From: Pavel Begunkov <[email protected]>
To: Stefan Metzmacher <[email protected]>, [email protected]
Cc: Jens Axboe <[email protected]>, Dylan Yudaken <[email protected]>
Subject: Re: [RFC 2/2] io_uring/net: allow to override notification tag
Date: Mon, 22 Aug 2022 12:49:39 +0100 [thread overview]
Message-ID: <[email protected]> (raw)
In-Reply-To: <[email protected]>
On 8/19/22 13:36, Stefan Metzmacher wrote:
[...]
>>>>> What do you think? It would remove the whole notif slot complexity
>>>>> from caller using IORING_RECVSEND_NOTIF_FLUSH for every request anyway.
>>>>
>>>> The downside is that requests then should be pretty large or it'll
>>>> lose in performance. Surely not a problem for 8MB per request but
>>>> even 4KB won't suffice. And users may want to put in smaller chunks
>>>> on the wire instead of waiting for mode data to let tcp handle
>>>> pacing and potentially improve latencies by sending earlier.
>>>
>>> If this is optional applications can decide what fits better.
>>>
>>>> On the other hand that one notification per request idea mentioned
>>>> before can extended to 1-2 CQEs per request, which is interestingly
>>>> the approach zc send discussions started with.
>>>
>>> In order to make use of any of this I need any way
>>> to get 2 CQEs with user_data being the same or related.
>>
>> The idea described above will post 2 CQEs (mostly) per request
>> as you want with an optional way to have only 1 CQE. My current
>> sentiment is to kill all the slot business, leave this 1-2 CQE
>> per request and see if there are users for whom it won't be
>> enough. It's anyway just a slight deviation from what I wanted
>> to push as a complimentary interface.
>
> Ah, ok, removing the slot stuff again would be fine for me...
>
>>> The only benefit for with slots is being able to avoid or
>>> batch additional CQEs, correct? Or is there more to it?
>>
>> CQE batching is a lesser problem, I'm more concerned of how
>> it sticks with the network. In short, it'll hugely underperform
>> with TCP if requests are not large enough.
>>
>> A simple bench with some hacks, localhost, TCP, run by
>>
>> ./msg_zerocopy -6 -r tcp -s <size> &
>> ./io_uring_zerocopy_tx -6 -D "::1" -s <size> -m <0,2> tcp
>>
>>
>> non-zerocopy:
>> 4000B: tx=8711880 (MB=33233), tx/s=1742376 (MB/s=6646)

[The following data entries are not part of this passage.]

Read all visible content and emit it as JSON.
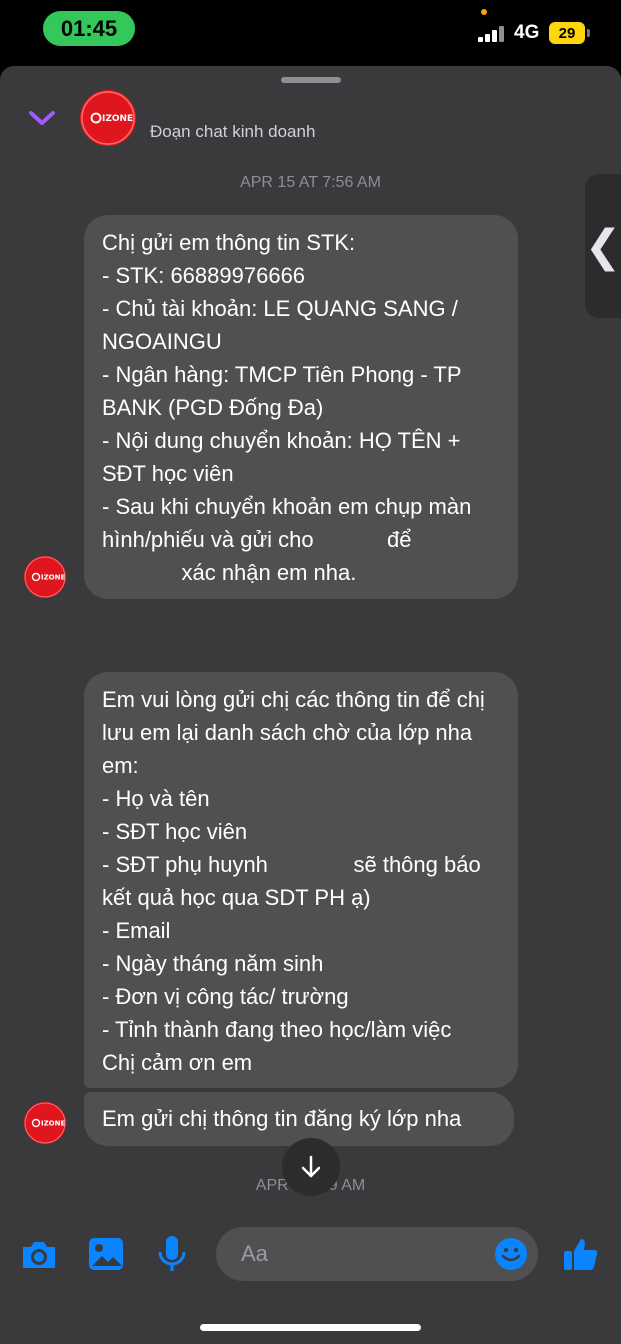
{
  "status": {
    "time": "01:45",
    "network": "4G",
    "battery": "29"
  },
  "header": {
    "title": "Đoạn chat kinh doanh",
    "avatar_text": "IZONE"
  },
  "messages": {
    "timestamp_1": "APR 15 AT 7:56 AM",
    "bubble_1": "Chị gửi em thông tin STK:\n- STK: 66889976666\n- Chủ tài khoản: LE QUANG SANG / NGOAINGU\n- Ngân hàng: TMCP Tiên Phong - TP BANK (PGD Đống Đa)\n- Nội dung chuyển khoản: HỌ TÊN + SĐT học viên\n- Sau khi chuyển khoản em chụp màn hình/phiếu và gửi cho            để\n             xác nhận em nha.",
    "bubble_2": "Em vui lòng gửi chị các thông tin để chị lưu em lại danh sách chờ của lớp nha em:\n- Họ và tên\n- SĐT học viên\n- SĐT phụ huynh              sẽ thông báo kết quả học qua SDT PH ạ)\n- Email\n- Ngày tháng năm sinh\n- Đơn vị công tác/ trường\n- Tỉnh thành đang theo học/làm việc\nChị cảm ơn em",
    "bubble_3": "Em gửi chị thông tin đăng ký lớp nha",
    "timestamp_2": "APR 15      :49 AM"
  },
  "composer": {
    "placeholder": "Aa"
  },
  "icons": {
    "collapse": "chevron-down-icon",
    "camera": "camera-icon",
    "gallery": "image-icon",
    "mic": "microphone-icon",
    "emoji": "emoji-icon",
    "like": "thumbs-up-icon",
    "scroll": "arrow-down-icon",
    "side": "chevron-left-icon"
  },
  "colors": {
    "accent": "#0a84ff",
    "collapse": "#a259ff",
    "avatar": "#e0161f",
    "bubble": "#505053",
    "time_pill": "#34c759"
  }
}
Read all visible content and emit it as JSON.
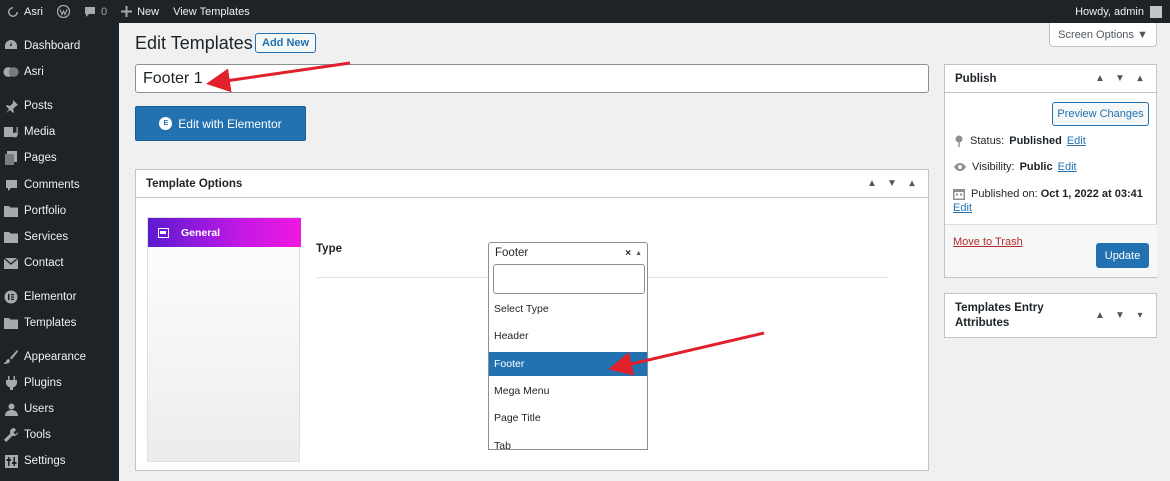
{
  "adminbar": {
    "site_name": "Asri",
    "comments_count": "0",
    "new_label": "New",
    "view_label": "View Templates",
    "howdy": "Howdy, admin"
  },
  "sidebar": {
    "items": [
      {
        "label": "Dashboard",
        "icon": "dashboard-icon"
      },
      {
        "label": "Asri",
        "icon": "asri-icon"
      },
      {
        "label": "Posts",
        "icon": "pin-icon"
      },
      {
        "label": "Media",
        "icon": "media-icon"
      },
      {
        "label": "Pages",
        "icon": "pages-icon"
      },
      {
        "label": "Comments",
        "icon": "comment-icon"
      },
      {
        "label": "Portfolio",
        "icon": "folder-icon"
      },
      {
        "label": "Services",
        "icon": "folder-icon"
      },
      {
        "label": "Contact",
        "icon": "mail-icon"
      },
      {
        "label": "Elementor",
        "icon": "elementor-icon"
      },
      {
        "label": "Templates",
        "icon": "folder-icon"
      },
      {
        "label": "Appearance",
        "icon": "brush-icon"
      },
      {
        "label": "Plugins",
        "icon": "plugin-icon"
      },
      {
        "label": "Users",
        "icon": "user-icon"
      },
      {
        "label": "Tools",
        "icon": "wrench-icon"
      },
      {
        "label": "Settings",
        "icon": "settings-icon"
      }
    ]
  },
  "header": {
    "title": "Edit Templates",
    "add_new": "Add New",
    "screen_options": "Screen Options ▼"
  },
  "post_title": "Footer 1",
  "elementor_button": "Edit with Elementor",
  "template_options": {
    "title": "Template Options",
    "tab_general": "General",
    "type_label": "Type",
    "selected_value": "Footer",
    "options": [
      "Select Type",
      "Header",
      "Footer",
      "Mega Menu",
      "Page Title",
      "Tab"
    ],
    "selected_index": 2
  },
  "publish": {
    "title": "Publish",
    "preview": "Preview Changes",
    "status_label": "Status:",
    "status_value": "Published",
    "visibility_label": "Visibility:",
    "visibility_value": "Public",
    "published_label": "Published on:",
    "published_value": "Oct 1, 2022 at 03:41",
    "edit": "Edit",
    "trash": "Move to Trash",
    "update": "Update"
  },
  "attributes": {
    "title": "Templates Entry Attributes"
  },
  "colors": {
    "accent": "#2271b1",
    "admin_dark": "#1d2327",
    "annotation_arrow": "#e0202a",
    "tab_gradient_start": "#5b1bd1",
    "tab_gradient_end": "#f018e0"
  }
}
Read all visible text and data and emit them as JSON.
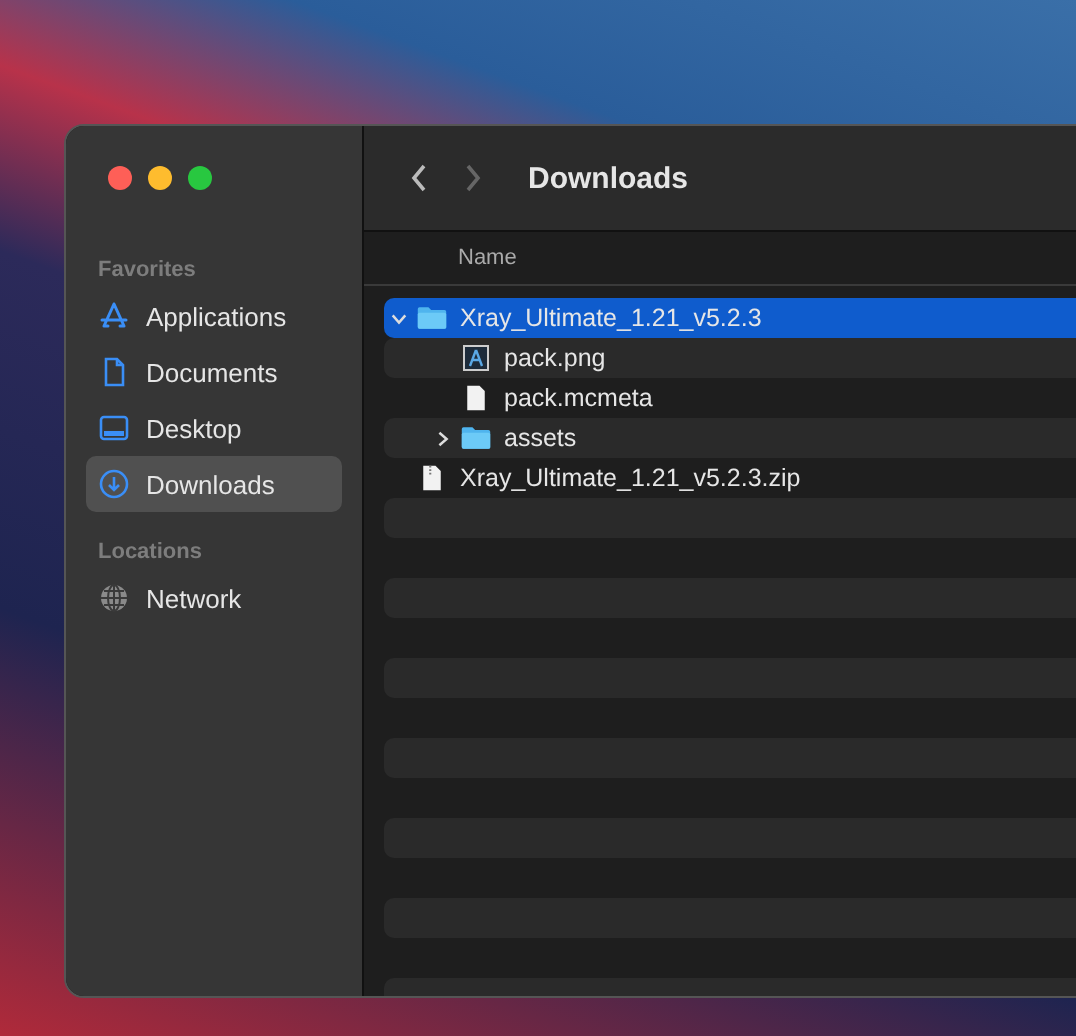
{
  "sidebar": {
    "sections": [
      {
        "heading": "Favorites",
        "items": [
          {
            "label": "Applications",
            "kind": "apps",
            "selected": false
          },
          {
            "label": "Documents",
            "kind": "doc",
            "selected": false
          },
          {
            "label": "Desktop",
            "kind": "desktop",
            "selected": false
          },
          {
            "label": "Downloads",
            "kind": "download",
            "selected": true
          }
        ]
      },
      {
        "heading": "Locations",
        "items": [
          {
            "label": "Network",
            "kind": "network",
            "selected": false
          }
        ]
      }
    ]
  },
  "toolbar": {
    "title": "Downloads"
  },
  "table": {
    "columns": [
      "Name"
    ],
    "rows": [
      {
        "name": "Xray_Ultimate_1.21_v5.2.3",
        "kind": "folder",
        "expanded": true,
        "selected": true,
        "children": [
          {
            "name": "pack.png",
            "kind": "image",
            "selected": false
          },
          {
            "name": "pack.mcmeta",
            "kind": "document",
            "selected": false
          },
          {
            "name": "assets",
            "kind": "folder",
            "expanded": false,
            "selected": false
          }
        ]
      },
      {
        "name": "Xray_Ultimate_1.21_v5.2.3.zip",
        "kind": "archive",
        "selected": false
      }
    ]
  }
}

>> 16000B: tx=3196528 (MB=48775), tx/s=639305 (MB/s=9755)
>> 60000B: tx=1036536 (MB=59311), tx/s=207307 (MB/s=11862)
>>
>> zerocopy:
>> 4000B: tx=3003488 (MB=11457), tx/s=600697 (MB/s=2291)
>> 16000B: tx=2940296 (MB=44865), tx/s=588059 (MB/s=8973)
>> 60000B: tx=2621792 (MB=150020), tx/s=524358 (MB/s=30004)
>
> So with something between 16k and 60k we reach the point where
> ZC starts to be faster, correct?
For this setup -- yes, should be somewhat around 16-20K,
don't remember numbers for real hw, but I saw similar
tendencies.
> Did you remove the loopback restriction as described in
> Documentation/networking/msg_zerocopy.rst ?
right, it wouldn't outperform even with large payload otherwise
> Are the results similar when using ./msg_zerocopy -6 tcp -s <size>
> as client?
Shouldn't be, it also batches multiple requests to a single
(internal) notification and also exposes it to the userspace
differently.
> And the reason is some page pinning overhead from iov_iter_get_pages2()
> in __zerocopy_sg_from_iter()?
No, I was using registered buffers here, so instead of
iov_iter_get_pages2() business zerocopy was doing
io_uring/net.c:io_sg_from_iter(). And in any case overhead on pinning
wouldn't drastically change it.
>> Reusing notifications with slots will change the picture.
>> And it this has nothing to do with io_uring overhead like
>> CQE posting and so on.
>
> Hmm I don't understand how the number of notif structures
> would have any impact? Is it related to io_sg_from_iter()?
It comes from TCP stack force changing an skbuff every time
it meets a new ubuf_info (i.e. a notification handle for
simplicity), there is a slight bump on skb allocation overhead
but the main problem is seemingly comes from tcp_push and so,
feeding it down the stack. I don't think there is any fundamental
reason for why it should be working so much slower but might
be problematic from engineering perspective. I'll ask a bit
around or maybe look myself if find time for that.
--
Pavel Begunkov
next prev parent reply other threads:[~2022-08-22 11:54 UTC|newest]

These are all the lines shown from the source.